Kenya Airways has embarked on a new initiative that targets raising over Rand 8.5 million (£540,000) annually for wildlife conservation in Kenya, in partnership with the Born Free Foundation.
Under the campaign dubbed ‘Change Brings Change’, bags will be circulated in all Kenya Airways’ flights for passengers to donate to wildlife conservation causes throughout the world. The raised funds will then be deployed to national parks and conservancies.
The initiative projects that up to Rand 700 000 (£45,000) could be raised every month, based on current passenger traffic handled by the airline. Global foreign exchange specialist, Travelex, will be involved in handling the collections.
Kenya Airways Group Managing Director and Chief Executive Officer, Dr. Titus Naikuni said that the initiative underlined the airline’s commitment to promoting sustainable development in Africa by conserving wildlife.
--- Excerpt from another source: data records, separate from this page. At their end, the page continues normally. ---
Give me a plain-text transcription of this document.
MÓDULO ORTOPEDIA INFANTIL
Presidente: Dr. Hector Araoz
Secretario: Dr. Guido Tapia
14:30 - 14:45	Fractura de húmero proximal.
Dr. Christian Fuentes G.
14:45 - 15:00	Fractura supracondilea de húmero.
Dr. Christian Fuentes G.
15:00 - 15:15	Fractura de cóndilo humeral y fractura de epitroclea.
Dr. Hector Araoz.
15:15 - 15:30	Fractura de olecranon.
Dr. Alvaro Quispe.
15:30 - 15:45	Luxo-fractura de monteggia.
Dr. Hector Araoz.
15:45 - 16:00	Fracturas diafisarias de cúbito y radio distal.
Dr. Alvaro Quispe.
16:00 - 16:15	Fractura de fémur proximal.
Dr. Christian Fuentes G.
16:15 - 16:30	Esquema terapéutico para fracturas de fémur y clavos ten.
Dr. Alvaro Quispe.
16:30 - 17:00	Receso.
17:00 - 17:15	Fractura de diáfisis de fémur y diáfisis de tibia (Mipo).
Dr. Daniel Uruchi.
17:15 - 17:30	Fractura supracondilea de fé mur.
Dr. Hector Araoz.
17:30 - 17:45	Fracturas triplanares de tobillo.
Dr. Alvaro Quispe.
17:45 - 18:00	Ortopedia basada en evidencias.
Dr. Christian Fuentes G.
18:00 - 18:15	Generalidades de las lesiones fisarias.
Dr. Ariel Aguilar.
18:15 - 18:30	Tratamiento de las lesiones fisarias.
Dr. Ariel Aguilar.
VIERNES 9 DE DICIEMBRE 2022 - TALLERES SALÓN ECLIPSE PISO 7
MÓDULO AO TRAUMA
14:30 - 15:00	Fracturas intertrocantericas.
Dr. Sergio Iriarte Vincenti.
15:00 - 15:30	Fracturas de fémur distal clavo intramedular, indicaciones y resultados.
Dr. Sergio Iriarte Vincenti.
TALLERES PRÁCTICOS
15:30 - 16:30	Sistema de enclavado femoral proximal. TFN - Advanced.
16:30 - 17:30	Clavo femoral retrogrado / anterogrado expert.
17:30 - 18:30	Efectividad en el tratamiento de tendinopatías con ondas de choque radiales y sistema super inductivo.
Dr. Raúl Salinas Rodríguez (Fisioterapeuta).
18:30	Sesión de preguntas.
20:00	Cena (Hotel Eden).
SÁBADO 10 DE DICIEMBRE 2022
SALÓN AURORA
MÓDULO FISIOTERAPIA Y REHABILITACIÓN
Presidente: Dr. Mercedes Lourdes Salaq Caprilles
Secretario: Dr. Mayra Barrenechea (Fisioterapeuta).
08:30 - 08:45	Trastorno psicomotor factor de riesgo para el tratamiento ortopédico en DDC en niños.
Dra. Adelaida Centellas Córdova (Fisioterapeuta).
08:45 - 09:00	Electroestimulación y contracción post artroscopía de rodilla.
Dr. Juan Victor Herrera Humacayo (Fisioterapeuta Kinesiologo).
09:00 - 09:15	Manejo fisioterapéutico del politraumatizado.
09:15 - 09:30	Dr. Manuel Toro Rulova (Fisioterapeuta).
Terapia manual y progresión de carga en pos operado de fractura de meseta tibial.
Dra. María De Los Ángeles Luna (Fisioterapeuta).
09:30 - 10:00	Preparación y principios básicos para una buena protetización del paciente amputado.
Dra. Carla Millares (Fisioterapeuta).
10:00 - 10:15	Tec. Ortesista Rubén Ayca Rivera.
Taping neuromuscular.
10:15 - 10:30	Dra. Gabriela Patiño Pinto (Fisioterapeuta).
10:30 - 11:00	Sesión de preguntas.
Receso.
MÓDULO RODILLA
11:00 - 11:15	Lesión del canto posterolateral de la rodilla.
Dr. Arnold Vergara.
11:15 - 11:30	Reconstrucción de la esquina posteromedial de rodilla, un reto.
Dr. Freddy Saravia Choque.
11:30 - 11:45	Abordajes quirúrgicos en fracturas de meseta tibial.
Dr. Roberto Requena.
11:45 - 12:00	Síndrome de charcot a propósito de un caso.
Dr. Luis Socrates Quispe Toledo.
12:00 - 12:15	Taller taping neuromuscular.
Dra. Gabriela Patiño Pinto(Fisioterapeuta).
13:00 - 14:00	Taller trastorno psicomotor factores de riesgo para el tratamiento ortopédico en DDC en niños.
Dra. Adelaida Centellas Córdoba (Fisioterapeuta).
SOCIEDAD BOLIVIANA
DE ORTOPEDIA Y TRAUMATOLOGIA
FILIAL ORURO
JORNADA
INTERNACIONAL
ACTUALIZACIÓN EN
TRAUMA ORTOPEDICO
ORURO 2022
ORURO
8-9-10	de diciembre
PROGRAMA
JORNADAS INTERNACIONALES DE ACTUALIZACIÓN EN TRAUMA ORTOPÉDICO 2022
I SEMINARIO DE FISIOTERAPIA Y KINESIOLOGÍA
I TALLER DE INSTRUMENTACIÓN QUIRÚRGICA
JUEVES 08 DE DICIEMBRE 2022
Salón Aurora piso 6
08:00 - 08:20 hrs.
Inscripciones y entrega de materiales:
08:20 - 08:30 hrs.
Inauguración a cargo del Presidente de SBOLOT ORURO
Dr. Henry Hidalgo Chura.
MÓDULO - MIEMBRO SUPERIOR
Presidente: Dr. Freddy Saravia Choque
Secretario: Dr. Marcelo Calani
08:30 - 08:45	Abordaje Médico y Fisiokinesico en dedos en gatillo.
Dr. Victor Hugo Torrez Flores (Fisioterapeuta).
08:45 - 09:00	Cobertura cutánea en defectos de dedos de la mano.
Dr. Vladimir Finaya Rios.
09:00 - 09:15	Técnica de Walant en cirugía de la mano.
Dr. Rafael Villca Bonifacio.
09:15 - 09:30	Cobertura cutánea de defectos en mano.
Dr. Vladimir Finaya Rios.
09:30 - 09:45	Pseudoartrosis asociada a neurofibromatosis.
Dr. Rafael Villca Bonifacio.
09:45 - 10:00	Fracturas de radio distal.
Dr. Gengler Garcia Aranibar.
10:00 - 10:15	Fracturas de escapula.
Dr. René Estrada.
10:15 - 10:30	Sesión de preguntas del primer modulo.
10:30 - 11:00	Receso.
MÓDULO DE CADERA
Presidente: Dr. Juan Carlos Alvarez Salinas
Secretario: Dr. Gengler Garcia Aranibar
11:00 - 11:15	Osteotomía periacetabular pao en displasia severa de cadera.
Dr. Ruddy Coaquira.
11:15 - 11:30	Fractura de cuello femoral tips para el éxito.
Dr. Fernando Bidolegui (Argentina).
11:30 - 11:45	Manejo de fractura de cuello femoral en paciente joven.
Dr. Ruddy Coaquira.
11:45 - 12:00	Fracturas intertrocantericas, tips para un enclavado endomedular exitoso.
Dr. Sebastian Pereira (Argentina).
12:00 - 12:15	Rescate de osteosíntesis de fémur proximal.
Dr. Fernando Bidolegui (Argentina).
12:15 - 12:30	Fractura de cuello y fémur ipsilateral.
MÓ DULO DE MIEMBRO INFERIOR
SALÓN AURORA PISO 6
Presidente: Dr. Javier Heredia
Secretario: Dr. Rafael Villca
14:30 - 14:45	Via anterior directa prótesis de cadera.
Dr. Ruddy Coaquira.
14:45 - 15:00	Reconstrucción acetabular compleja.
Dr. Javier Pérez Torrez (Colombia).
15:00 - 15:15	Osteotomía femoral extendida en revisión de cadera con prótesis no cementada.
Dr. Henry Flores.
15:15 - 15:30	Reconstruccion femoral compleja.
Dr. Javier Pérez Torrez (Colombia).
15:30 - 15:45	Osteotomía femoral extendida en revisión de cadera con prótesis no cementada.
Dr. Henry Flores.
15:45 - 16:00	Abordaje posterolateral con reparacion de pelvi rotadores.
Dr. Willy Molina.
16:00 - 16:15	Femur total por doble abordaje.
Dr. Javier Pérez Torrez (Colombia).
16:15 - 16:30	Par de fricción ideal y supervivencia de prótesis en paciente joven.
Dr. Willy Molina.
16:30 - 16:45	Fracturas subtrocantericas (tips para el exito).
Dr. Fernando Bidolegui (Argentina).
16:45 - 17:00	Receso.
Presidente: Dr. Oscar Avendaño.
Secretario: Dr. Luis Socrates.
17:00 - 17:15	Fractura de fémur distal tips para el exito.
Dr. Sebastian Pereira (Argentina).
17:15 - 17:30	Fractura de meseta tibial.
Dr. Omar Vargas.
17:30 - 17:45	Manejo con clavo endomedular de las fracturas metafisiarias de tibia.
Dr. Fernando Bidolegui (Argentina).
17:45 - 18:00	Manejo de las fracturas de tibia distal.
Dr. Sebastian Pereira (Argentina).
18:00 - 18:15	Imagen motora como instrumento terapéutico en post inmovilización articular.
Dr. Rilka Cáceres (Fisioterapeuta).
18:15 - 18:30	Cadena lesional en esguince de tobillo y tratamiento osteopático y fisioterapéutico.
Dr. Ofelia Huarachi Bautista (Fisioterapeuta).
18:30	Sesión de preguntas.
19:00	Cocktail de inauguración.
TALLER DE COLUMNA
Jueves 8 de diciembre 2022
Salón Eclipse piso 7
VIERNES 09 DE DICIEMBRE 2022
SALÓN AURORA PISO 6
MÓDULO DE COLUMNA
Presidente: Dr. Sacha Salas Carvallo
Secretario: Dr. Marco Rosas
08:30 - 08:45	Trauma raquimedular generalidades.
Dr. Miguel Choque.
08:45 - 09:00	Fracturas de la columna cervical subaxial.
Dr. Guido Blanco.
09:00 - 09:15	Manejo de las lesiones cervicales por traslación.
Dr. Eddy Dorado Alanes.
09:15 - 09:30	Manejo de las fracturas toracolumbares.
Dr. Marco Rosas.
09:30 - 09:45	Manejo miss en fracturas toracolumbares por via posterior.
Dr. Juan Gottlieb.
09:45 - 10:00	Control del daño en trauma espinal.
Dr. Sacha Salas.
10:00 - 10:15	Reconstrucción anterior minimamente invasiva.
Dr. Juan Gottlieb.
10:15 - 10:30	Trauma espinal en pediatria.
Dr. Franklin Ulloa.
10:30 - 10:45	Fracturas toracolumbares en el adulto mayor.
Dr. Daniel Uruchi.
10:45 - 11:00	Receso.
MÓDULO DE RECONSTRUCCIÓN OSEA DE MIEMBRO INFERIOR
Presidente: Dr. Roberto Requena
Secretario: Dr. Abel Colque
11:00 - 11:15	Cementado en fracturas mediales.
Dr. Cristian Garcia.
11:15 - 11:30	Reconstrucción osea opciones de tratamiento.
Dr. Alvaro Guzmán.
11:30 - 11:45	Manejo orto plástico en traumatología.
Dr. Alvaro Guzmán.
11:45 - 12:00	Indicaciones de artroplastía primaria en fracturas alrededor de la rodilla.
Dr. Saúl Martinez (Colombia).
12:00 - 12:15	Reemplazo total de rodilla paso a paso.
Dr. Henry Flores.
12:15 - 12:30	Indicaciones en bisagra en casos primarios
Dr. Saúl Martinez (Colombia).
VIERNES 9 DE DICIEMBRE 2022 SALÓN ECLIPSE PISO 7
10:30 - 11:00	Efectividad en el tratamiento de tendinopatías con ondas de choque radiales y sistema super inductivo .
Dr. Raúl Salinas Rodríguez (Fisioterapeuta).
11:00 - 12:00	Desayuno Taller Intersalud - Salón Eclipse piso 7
“Wildlife is not only part of our heritage in Kenya but also a key driver of the tourism industry, which is a major foreign exchange earner and creator of job opportunities. For this reason, we all have a responsibility to support the conservation of wildlife. I would like to challenge guests on all our flights to give generously to this noble cause,” Dr Naikuni added.
The new initiative comes in the wake of growing concern over escalating cases of wildlife poaching, especially of rhinos and elephants, largely driven by demand for ivory and rhino horn in the Far East.
According to official statistics from the Kenyan Ministry of Environment, Water and Natural Resources, the country has lost 214 elephants and 36 rhinos to poaching since the beginning of the year. A similarly bleak picture is facing wildlife in South Africa, as well as in other African countries.
In addition to poaching, other challenges facing wildlife conservation across the world include climate change, human-wildlife conflict and pressure from the burgeoning human population.
The founder of the Born Free Foundation, Virginia McKenna, said that the initiative would help plug gaps in financing wildlife conservation, which currently relies mainly on government allocations.
“We all have a responsibility to invest in conserving our wildlife. There is more value in investing in living creatures than it is putting money into inanimate objects,” Ms McKenna added.
The new initiative follows others supported by the airline. In July, Kenya Airways joined the ‘Hands Off Our Elephants’ campaign. Spearheaded by Kenya’s First Lady, Margaret Kenyatta, the initiative is driven by Wildlife Direct, a wildlife conservation charity, and it aims at ending elephant poaching and ivory trafficking through Kenya, as well as eliminating demand for the commodity around the world.